Le 22 juin 2025, dans la ville de Maracay (État d’Aragua, Venezuela), Gabriel Jesús Sarmiento Rodríguez, un influenceur TikTok de 25 ans comptant près de 80 000 abonnés, a été abattu en direct depuis son domicile, au cours d’une vidéo livestream.
Quelques instants avant son assassinat, Sarmiento avait publié plusieurs vidéos accusant des responsables politiques, dont le ministre de l’Intérieur Diosdado Cabello et la gouverneure d’Aragua Johana Sánchez, de connivence avec des gangs criminels. Il affirmait également avoir été extorqué par la police et les gangs Tren de Aragua et Tren del Llano, désignés comme organisations terroristes par les États-Unis.

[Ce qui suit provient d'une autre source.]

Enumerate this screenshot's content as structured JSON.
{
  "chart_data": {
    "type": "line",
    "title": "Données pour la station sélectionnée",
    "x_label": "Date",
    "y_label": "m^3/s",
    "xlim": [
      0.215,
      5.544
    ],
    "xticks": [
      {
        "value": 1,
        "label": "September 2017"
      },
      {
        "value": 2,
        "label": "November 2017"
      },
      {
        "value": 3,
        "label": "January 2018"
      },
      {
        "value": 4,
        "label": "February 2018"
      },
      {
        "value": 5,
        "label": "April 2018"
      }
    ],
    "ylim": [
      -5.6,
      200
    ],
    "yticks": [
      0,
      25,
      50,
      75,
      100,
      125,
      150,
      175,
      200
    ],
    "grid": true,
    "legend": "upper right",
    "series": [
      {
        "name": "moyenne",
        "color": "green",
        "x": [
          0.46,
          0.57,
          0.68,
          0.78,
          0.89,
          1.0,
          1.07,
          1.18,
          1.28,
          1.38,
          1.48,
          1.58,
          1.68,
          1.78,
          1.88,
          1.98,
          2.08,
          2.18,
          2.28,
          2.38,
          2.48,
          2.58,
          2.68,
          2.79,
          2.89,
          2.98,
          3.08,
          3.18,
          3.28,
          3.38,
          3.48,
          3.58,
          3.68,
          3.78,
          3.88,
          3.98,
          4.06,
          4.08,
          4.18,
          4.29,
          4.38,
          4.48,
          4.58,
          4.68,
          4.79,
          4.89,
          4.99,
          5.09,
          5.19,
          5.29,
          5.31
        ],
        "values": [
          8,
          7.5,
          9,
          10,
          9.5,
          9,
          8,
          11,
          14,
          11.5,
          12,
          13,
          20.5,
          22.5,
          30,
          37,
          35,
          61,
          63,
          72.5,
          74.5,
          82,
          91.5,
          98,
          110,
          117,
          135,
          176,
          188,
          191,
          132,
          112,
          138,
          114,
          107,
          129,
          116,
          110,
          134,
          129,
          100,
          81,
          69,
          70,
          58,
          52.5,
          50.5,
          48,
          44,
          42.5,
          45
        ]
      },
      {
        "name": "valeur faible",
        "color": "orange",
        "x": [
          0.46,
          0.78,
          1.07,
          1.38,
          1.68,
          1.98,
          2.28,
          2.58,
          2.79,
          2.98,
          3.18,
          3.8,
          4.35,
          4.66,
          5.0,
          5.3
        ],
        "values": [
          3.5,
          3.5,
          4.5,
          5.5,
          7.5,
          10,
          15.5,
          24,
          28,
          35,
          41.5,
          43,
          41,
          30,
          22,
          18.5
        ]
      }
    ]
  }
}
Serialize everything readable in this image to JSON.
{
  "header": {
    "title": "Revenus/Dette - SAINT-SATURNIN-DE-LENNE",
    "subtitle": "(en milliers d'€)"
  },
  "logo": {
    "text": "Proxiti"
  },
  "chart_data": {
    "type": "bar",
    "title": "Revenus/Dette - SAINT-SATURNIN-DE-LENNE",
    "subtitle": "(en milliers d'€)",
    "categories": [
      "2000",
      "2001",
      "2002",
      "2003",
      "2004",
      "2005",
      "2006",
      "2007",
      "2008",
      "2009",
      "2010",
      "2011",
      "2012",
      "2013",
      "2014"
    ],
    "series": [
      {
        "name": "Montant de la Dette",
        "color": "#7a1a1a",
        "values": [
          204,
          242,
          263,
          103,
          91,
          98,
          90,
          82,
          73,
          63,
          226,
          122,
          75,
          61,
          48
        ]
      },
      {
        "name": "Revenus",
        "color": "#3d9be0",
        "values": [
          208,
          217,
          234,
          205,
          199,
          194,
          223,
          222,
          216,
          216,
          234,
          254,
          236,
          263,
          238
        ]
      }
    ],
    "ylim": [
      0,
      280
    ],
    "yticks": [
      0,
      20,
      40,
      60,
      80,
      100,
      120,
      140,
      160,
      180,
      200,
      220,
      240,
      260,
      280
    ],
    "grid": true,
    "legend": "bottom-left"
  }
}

La diffusion a brutalement capté deux hommes armés s’introduisant dans sa maison. Sarmiento a reçu neuf balles et est décédé sur place. Sa mère, présente lors du drame, a été touchée au ventre, mais a survécu. Le livestream s’est interrompu après les premières détonations, alors que le jeune homme appelait à l’aide en mentionnant son adresse et implorait le service de renseignement vénézuélien (SEBIN).
Le ministre public Tarek William Saab a annoncé l’ouverture d’une enquête confiée à la 69ᵉ Fiscalía contre la criminalité organisée. Les enquêteurs pourront exploiter le livestream, qui a filmé les visages des assaillants, pour tenter de les identifier.
Sarmiento était un créateur engagé, connu pour dénoncer la corruption policière, les liens entre gangs et autorités, et les extorsions dont il était victime. Cet assassinat en direct illustre la perte de repères sécuritaires, mais aussi la vulnérabilité accrue des voix critiques au Venezuela. Il s’inscrit dans une série de violences similaires en Amérique latine, visant des influenceurs et militants .
La mort de Gabriel Jesús Sarmiento rappelle tragiquement les risques encourus par les voix dissidentes dans un environnement miné par les mafias et la corruption. L’enquête lancée par les autorités vénézuéliennes vise à traduire les responsables en justice, mais la diffusion extrême de cette violence laisse la société confrontée à la brutalité qui s’exerce, même en temps réel.